Control password configuration​
You can set a service account so the user can’t change their own password. You can also set it so the account can’t be delegated to someone else. This ensures the administrator controls the password, and nobody other than authorized users has access to the account.
Enable auditing​
Be sure to enable auditing for all service accounts and related objects. Once auditing is enabled, regularly check the logs to see who’s using the accounts, when, and for what purposes. Auditing is one of the most important of the best practices: it helps ensure security, verifies internal processes and compliance measures are being followed, and can discover any issues or breaches before too much time passes.
You can leverage multiple sources of reports and audits:
- Microsoft 365 and Microsoft Teams reports: As a regular user, some aspects of the service account activity are available from the standard Microsoft 365 reports and Microsoft Teams reports. This is especially useful to monitor the overall level of activity to detect unusual patterns (external file sharing, downloads...).

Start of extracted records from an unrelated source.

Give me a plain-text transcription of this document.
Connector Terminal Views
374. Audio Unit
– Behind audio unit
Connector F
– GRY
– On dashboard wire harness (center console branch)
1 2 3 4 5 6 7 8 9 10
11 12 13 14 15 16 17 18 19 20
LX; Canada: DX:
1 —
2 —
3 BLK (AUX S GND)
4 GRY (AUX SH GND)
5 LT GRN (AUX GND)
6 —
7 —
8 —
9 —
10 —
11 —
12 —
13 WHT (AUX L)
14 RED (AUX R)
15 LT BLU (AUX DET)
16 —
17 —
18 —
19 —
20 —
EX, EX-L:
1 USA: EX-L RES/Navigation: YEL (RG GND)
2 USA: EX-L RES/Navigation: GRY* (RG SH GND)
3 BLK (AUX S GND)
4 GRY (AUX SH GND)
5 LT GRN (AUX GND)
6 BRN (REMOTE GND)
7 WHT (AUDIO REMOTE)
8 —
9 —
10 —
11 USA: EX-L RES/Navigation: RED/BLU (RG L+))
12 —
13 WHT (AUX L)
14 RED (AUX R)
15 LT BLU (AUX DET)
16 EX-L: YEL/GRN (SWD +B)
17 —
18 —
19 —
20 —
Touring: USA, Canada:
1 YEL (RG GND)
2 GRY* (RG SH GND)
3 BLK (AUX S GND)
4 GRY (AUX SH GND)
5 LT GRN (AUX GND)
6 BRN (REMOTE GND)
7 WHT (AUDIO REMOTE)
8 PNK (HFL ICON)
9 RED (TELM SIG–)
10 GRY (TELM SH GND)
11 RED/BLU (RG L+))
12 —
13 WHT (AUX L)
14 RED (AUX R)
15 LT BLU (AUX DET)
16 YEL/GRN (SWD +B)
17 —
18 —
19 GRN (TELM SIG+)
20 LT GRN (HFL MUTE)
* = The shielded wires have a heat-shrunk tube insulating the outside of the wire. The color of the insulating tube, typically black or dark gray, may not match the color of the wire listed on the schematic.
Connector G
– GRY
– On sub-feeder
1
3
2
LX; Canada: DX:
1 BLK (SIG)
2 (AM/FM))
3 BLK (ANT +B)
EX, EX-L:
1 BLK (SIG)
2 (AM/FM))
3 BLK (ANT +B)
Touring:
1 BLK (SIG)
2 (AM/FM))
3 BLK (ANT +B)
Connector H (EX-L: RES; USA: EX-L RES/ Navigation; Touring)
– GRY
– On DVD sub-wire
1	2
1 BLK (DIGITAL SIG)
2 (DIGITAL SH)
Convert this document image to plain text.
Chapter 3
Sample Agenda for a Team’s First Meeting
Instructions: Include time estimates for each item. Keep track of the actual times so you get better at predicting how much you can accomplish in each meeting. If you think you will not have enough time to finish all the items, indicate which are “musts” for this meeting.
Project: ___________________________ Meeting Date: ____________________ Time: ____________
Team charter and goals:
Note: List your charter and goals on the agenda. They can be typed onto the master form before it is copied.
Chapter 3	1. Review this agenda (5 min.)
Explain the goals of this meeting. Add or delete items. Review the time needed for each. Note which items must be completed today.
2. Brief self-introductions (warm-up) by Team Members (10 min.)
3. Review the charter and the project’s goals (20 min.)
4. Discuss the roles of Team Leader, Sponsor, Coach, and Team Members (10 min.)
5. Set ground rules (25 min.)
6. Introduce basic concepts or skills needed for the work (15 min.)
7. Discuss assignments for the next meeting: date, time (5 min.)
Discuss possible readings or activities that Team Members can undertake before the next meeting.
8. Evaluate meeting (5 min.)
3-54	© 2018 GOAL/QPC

N.B: These reports are also available from Power BI.
- Microsoft 365 Defender: Detailed audit trails are accessible from the Microsoft 365 Defender portal
- Azure AD: From the [AAD portal)(https://aad.portal.azure.com), you have access to both signin-logs and audit logs
- nBold: nBold provides its own trails of all the operations performed by the service account, especially through the provisioning audit trails.
These audits trails could be integrated with an SIEM solution such as Microsoft Sentinel for automated analysis and patterns recognition.
Implement access rights management software​
Carefully managing your Active Directory service accounts is crucial to preventing misuse of broad access and privileges. An access rights management tool can be beneficial to ensure user accounts are set up and managed with appropriate permissions and access.